What do wannabe novelists and excellent, established pros have in common? They ignore the “rules” of good writing. The difference is that amateurs don’t know the rules, the conventions. Top-of-the-line pros do. (Then there are those of us, published or unpublished, who know the rules and are seriously trying to become better writers. “Middlers,” I’ll call us.)
With ebooks and self-publishing opening the door for anyone to publish anything, we’re seeing a lot of poor writing. Amateurs often don’t know how to make the choices that will best serve their stories, because they don’t know what the choices are. (I’ve been there. All middlers and pros have.) True, some amateurs hit near enough the mark the first time out. But then they face the second novel, and the third, and they can’t go far without learning the “rules” so they can break them like a pro.

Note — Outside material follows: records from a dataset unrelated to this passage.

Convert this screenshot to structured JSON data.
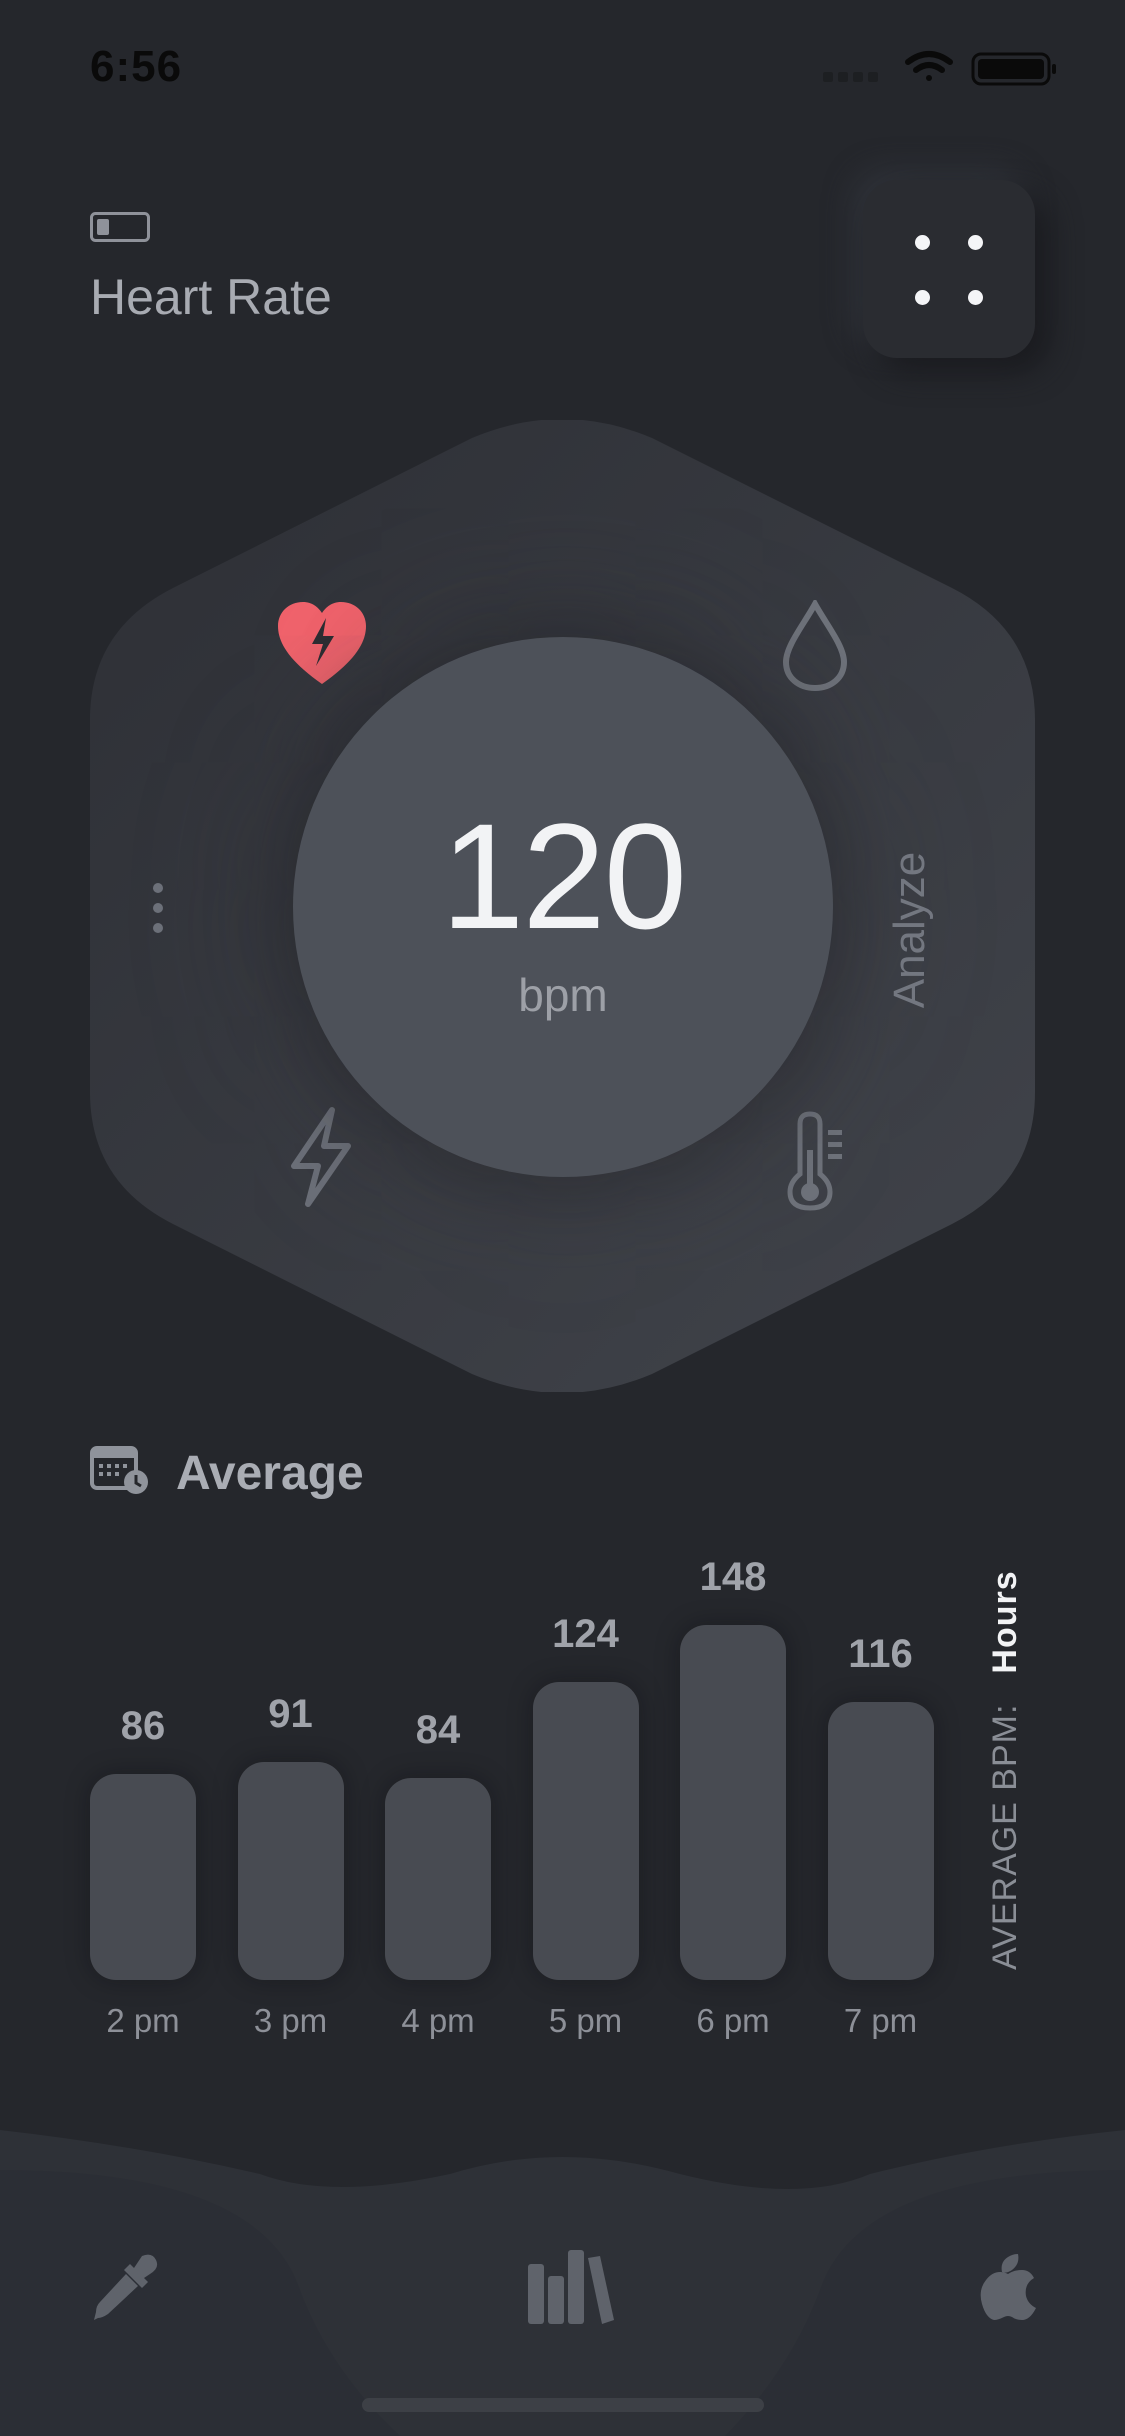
{
  "status_bar": {
    "time": "6:56"
  },
  "header": {
    "title": "Heart Rate"
  },
  "dial": {
    "value": "120",
    "unit": "bpm",
    "side_action": "Analyze"
  },
  "average": {
    "title": "Average",
    "axis_label": "AVERAGE BPM:",
    "period": "Hours"
  },
  "chart_data": {
    "type": "bar",
    "categories": [
      "2 pm",
      "3 pm",
      "4 pm",
      "5 pm",
      "6 pm",
      "7 pm"
    ],
    "values": [
      86,
      91,
      84,
      124,
      148,
      116
    ],
    "ylabel": "AVERAGE BPM:",
    "xlabel": "Hours"
  },
  "colors": {
    "background": "#25272c",
    "accent_heart": "#f0626b",
    "dial": "#4d5159",
    "bar": "#484b52"
  },
  "nav": {
    "items": [
      "eyedropper-icon",
      "library-icon",
      "apple-icon"
    ]
  }
}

Pros intentionally break the right “rules” at the right places, to stunning effect. They are better able to serve their story, because they sense what it needs and when, and they know how to get the effect they want. (But even pros never reach a level at which they are not learning. It’s just that they’re comfortable in their own writing skin and consistently write at a publishable, enjoyably readable level.)
What about middlers? We walk the path between amateur and top-of-the-line pros. We’re either learning the rules, or we pretty much know the “rules” (we know we can say “pretty much” in certain contexts), but we’re learning when to get off our own backs and let the story flow. Because writing good fiction is not about rules. Nor is being published. It’s about connecting emotionally with readers, engaging their imaginations.
Any accomplished musician knows that the best music is not created by playing notes but by feeling the music, letting it flow. In a sense, the musician becomes the music. I don’t think any pro becomes a pro cerebrally. Pros, including novelists, reach a level at which they feel what they do. They can consistently get “in the zone.”
How do we middlers get there? Like your mom said: Practice. (Another rule? Not really. It’s more a simple reality like gravity. Cause and effect.) The more we write and read, the better sense we have of when, why, and how to break “rules” or flaunt conventions. We begin to be able to create a story that’s not just a string of events set to words but the gift of an emotional experience. As in music, heart touches heart, soul touches soul, spirit touches spirit.
Isn’t that a bit like life? We start out life with lots of rules. But there comes a point at which we have to stop using a checklist and begin listening to our spirits. And that’s when the story gets a lot better.